Тяжело повел взглядом и увидел странную женщину — всю в белом и со свечой. Она стояла, не касаясь земли, словно бы в воздухе висела, и от нее исходили покой и благость. И даже свеча не трепещет, заметил, будто ветра и в помине нет. Вставай, вставай! Уже не больно. Боль в самом деле исчезла, пропала, растворилась. Хоть и слышны еще звуки суетного мира, и даже можно разобрать слова: «Не суетись, Мопс! Не спеши», — но все тоньше и тоньше эта связь. Вот и совсем растворилось все в тишине и покое. «Подари мне забвенье, подари мне любовь, — вспомнилось из старой песни, — я такой одинокий…» И он поднялся.
Не разжимая губ, вопросил: кто ты? И куда идем? Увидишь! Странная женщина властно тронула его за руку. И он покорно пошел за ней, держась за крепкий серебристый балахон, как за материнский подол.
И вот они идут, и он видит, что идут будто бы по поселку Ропча, что в Коми, где последний раз отбывал ссылку, жил на поселении, и подходят к реке Вычегде, — она и всегда-то широкая, бурная, словно только-только после половодья, а сейчас — особенно. И весь берег облит черемуховым цветом, и оттого одуряюще, пьяняще пахнет — безалаберной молодостью, безоглядным здоровьем. И даже песня зазвучала — оттуда, из молодости: когда, дескать, встретились — черемуха цвела, и в старом парке музыка играла, и было ему, слышь-ка, совсем немного лет, но дел наделал, братцы, он немало… — можно бы и сейчас ее сбацать, но только нет уж прежнего куража, да и силы не те… О, сколько пройдено дорог, извилистых и скользких, о, сколько сделано ошибок… А на той стороне, далеко-далеко в сизо-синей дымке, виднеется противоположный берег, который настойчиво манит к себе.

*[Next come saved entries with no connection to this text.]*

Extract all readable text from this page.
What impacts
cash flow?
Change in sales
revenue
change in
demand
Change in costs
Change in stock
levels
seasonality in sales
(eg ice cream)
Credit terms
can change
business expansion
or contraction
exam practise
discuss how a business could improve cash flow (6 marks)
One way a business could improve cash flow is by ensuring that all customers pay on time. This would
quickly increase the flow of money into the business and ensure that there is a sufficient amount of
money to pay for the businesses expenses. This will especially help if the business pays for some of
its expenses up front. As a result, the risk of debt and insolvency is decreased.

Идем, дружок. Там хорошо! Легко и свободно. Там нет ни забот, ни печали. И настойчиво тянет его странница на льдину, которую течением прибило. И он уже наяву видит тот загадочный берег, и слышит музыку, и веселый смех, и слышит, как поют там про бирюзовы-златы колечики, что раскатились, эх, д’ по лужку… — и в душе разливается такая радость, которой не испытывал, не ощущал никогда раньше. Может, только в глубокой юности, когда прокуренная цыганка научила его этому старинному романсу. Он тогда в порыве благодарности руку ее смуглую поцеловал.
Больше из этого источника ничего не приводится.